See file $R_HOME\library\clusterSim\pdf\clusterGen_details.pdf for further details

Value

`clusters`	cluster number for each object, for `model=1` each object belongs to its own cluster thus this variable contains objects numbers
`data`	generated data: for metric and ordinal data - matrix with objects in rows and variables in columns; for symbolic interval data three-dimensional structure: first dimension represents object number, second - variable number and third dimension contains lower- and upper-bounds of intervals

Author(s)

Marek Walesiak [email protected], Andrzej Dudek [email protected]

Department of Econometrics and Computer Science, University of Economics, Wroclaw, Poland

References

Billard, L., Diday, E. (2006), Symbolic data analysis. Conceptual statistics and data mining, Wiley, Chichester. ISBN: 978-0-470-09016-9.

Qiu, W., Joe, H. (2006), Generation of random clusters with specified degree of separation, "Journal of Classification", vol. 23, 315-334. Available at: doi:10.1007/s00357-006-0018-y.

Steinley, D., Henson, R. (2005), OCLUS: an analytic method for generating clusters with known overlap, "Journal of Classification", vol. 22, 221-250. Available at: doi:10.1007/s00357-005-0015-6.

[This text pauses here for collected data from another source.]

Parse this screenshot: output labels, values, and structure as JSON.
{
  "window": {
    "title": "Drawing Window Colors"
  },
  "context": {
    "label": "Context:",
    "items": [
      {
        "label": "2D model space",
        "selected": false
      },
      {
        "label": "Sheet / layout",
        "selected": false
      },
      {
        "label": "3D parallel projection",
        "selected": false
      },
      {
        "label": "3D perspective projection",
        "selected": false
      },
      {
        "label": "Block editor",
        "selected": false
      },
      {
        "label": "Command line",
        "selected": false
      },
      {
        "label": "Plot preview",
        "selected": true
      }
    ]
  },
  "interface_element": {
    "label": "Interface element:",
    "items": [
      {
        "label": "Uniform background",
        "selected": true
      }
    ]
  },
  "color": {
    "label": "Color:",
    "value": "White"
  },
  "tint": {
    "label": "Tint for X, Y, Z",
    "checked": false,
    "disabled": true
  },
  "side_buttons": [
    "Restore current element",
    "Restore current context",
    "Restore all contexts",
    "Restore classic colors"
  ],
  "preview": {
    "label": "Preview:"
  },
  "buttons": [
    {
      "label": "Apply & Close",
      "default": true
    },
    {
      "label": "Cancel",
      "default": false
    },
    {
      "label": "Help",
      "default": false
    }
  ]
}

Walesiak, M., Dudek, A. (2008), Identification of noisy variables for nonmetric and symbolic data in cluster analysis, In: C. Preisach, H. Burkhardt, L. Schmidt-Thieme, R. Decker (Eds.), Data analysis, machine learning and applications, Springer-Verlag, Berlin, Heidelberg, 85-92. Available at: doi:10.1007/978-3-540-78246-9_11.

Walesiak, M. (2016), Uogólniona miara odległości GDM w statystycznej analizie wielowymiarowej z wykorzystaniem programu R. Wydanie 2 poprawione i rozszerzone [The Generalized Distance Measure GDM in multivariate statistical analysis with R], Wydawnictwo Uniwersytetu Ekonomicznego, Wroclaw.

Examples



# Example 1
library(clusterSim)
means <- matrix(c(0,7,0,7),2,2)
cov <- matrix(c(1,0,0,1),2,2)
grnd <- cluster.Gen(numObjects=60,means=means,cov=cov,model=2,
numOutliers=8)
colornames <- c("red","blue","green")
grnd$clusters[grnd$clusters==0]<-length(colornames)
plot(grnd$data,col=colornames[grnd$clusters],ask=TRUE)

# Example 2
library(clusterSim)
grnd <- cluster.Gen(50,model=4,dataType="m",numNoisyVar=2)
data <- as.matrix(grnd$data)
colornames <- c("red","blue","green")
plot(grnd$data,col=colornames[grnd$clusters],ask=TRUE)

# Example 3
library(clusterSim)
grnd<-cluster.Gen(50,model=4,dataType="o",numCategories=7, numNoisyVar=2)
plotCategorial(grnd$data,,grnd$clusters,ask=TRUE)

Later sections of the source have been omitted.